Enka v Chubb Revisited: The UK Supreme Court settles the proper approach to the law governing an arbitration agreement

Written By

harry arnold Module
Harry Arnold

Associate
UK

I am an associate in our Dispute Resolution Group in London, assisting clients with their contentious issues and commercial disputes.

In Enka Insaat Ve Sanayi AS (Respondent) v OOO Insurance Company Chubb (Appellant) [2020] UKSC (Enka) 38, the UK Supreme Court has confirmed the approach the Court will take when deciding the governing law of an arbitration agreement.



This Judgment is an essential read for arbitration practitioners and provides vital guidance on what happens when there is no clear choice of law in an arbitration agreement. Enka also acts as a stark warning against unclear or ill-considered arbitration clauses.

The Supreme Court’s Judgment

The Supreme Court upheld the decision of the Court of Appeal (although on different grounds) and decided Chubb was in breach of the arbitration agreement (a brief background of the case and procedural history can be found in our article here).

The Supreme Court held that, where the parties have chosen the governing law of the contract but have not chosen the governing law of the arbitration agreement, the law of the arbitration agreement will be the same as the law of the contract unless there is a good reason to depart from this principle. The Supreme Court identified two exceptions to this:

  1. Contracts where applying the principle would mean that there is a significant risk that the arbitration agreement would be ineffective; and

  2. Any law of the arbitration seat which indicates that the arbitration will also be treated as governed by that country’s law. The Supreme Court gave the example of section 6 of the Arbitration (Scotland) Act 2010. This states that, where an arbitration agreement provides that the arbitration shall be seated in Scotland but does not specify the law that governs the arbitration agreement, then the arbitration agreement is to be governed by Scots law (unless the parties agree otherwise). 
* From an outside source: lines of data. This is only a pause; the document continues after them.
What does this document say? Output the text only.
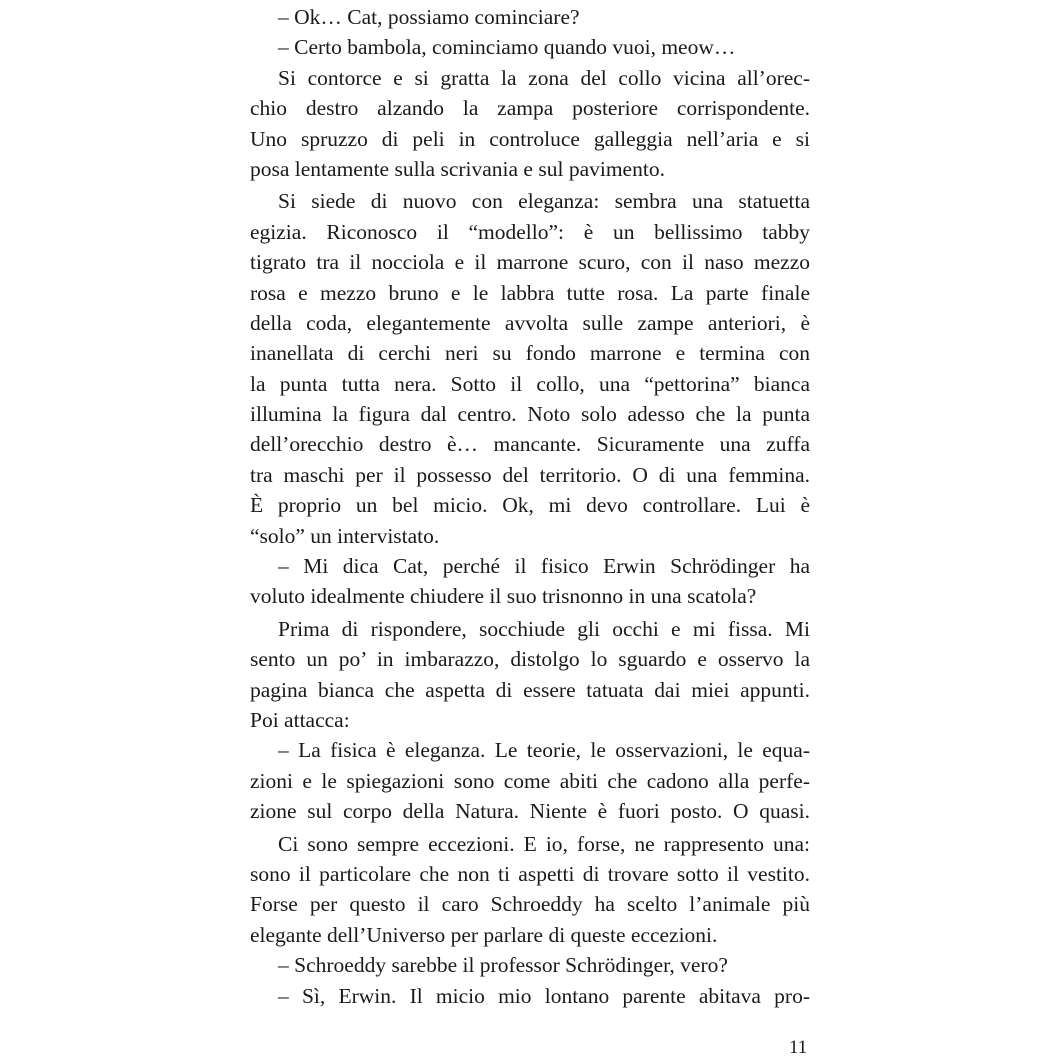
– Ok… Cat, possiamo cominciare?
– Certo bambola, cominciamo quando vuoi, meow…
Si contorce e si gratta la zona del collo vicina all’orec-
chio destro alzando la zampa posteriore corrispondente.
Uno spruzzo di peli in controluce galleggia nell’aria e si
posa lentamente sulla scrivania e sul pavimento.
Si siede di nuovo con eleganza: sembra una statuetta
egizia. Riconosco il “modello”: è un bellissimo tabby
tigrato tra il nocciola e il marrone scuro, con il naso mezzo
rosa e mezzo bruno e le labbra tutte rosa. La parte finale
della coda, elegantemente avvolta sulle zampe anteriori, è
inanellata di cerchi neri su fondo marrone e termina con
la punta tutta nera. Sotto il collo, una “pettorina” bianca
illumina la figura dal centro. Noto solo adesso che la punta
dell’orecchio destro è… mancante. Sicuramente una zuffa
tra maschi per il possesso del territorio. O di una femmina.
È proprio un bel micio. Ok, mi devo controllare. Lui è
“solo” un intervistato.
– Mi dica Cat, perché il fisico Erwin Schrödinger ha
voluto idealmente chiudere il suo trisnonno in una scatola?
Prima di rispondere, socchiude gli occhi e mi fissa. Mi
sento un po’ in imbarazzo, distolgo lo sguardo e osservo la
pagina bianca che aspetta di essere tatuata dai miei appunti.
Poi attacca:
– La fisica è eleganza. Le teorie, le osservazioni, le equa-
zioni e le spiegazioni sono come abiti che cadono alla perfe-
zione sul corpo della Natura. Niente è fuori posto. O quasi.
Ci sono sempre eccezioni. E io, forse, ne rappresento una:
sono il particolare che non ti aspetti di trovare sotto il vestito.
Forse per questo il caro Schroeddy ha scelto l’animale più
elegante dell’Universo per parlare di queste eccezioni.
– Schroeddy sarebbe il professor Schrödinger, vero?
– Sì, Erwin. Il micio mio lontano parente abitava pro-
11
Where there is no express choice of governing law for the contract, the governing law of the arbitration agreement will be the system of law which the arbitration agreement is most closely connected to. In many cases (but not always) the arbitration agreement will be most closely connected to the law of the seat of the arbitration. Interestingly, the Supreme Court found that the Court of Appeal was wrong to hold that an arbitration agreement will usually be governed by the law of the seat.

In Enka, there was no express choice of governing law for the contract and, therefore the law that the arbitration agreement was most closely connected to was the law of the seat (London), which was English law. This was because London was the place where – legally, if not physically – the arbitration agreement was to be performed. The Supreme Court said this supported the reasonable expectation of the parties who specified the location of the arbitration proceedings. It also echoes international law (such as the New York Convention) and encourages legal certainty.

What is the impact of this Judgment?

Enka should act as a warning shot to contractual parties as it makes clear that arbitration clauses can no longer be an afterthought. The parties should carefully consider the governing law of the contract and the law of the arbitration agreement and make express provision for both – taking care when drafting these clauses. If not, be prepared to waste considerable time and costs dealing with unnecessary satellite litigation!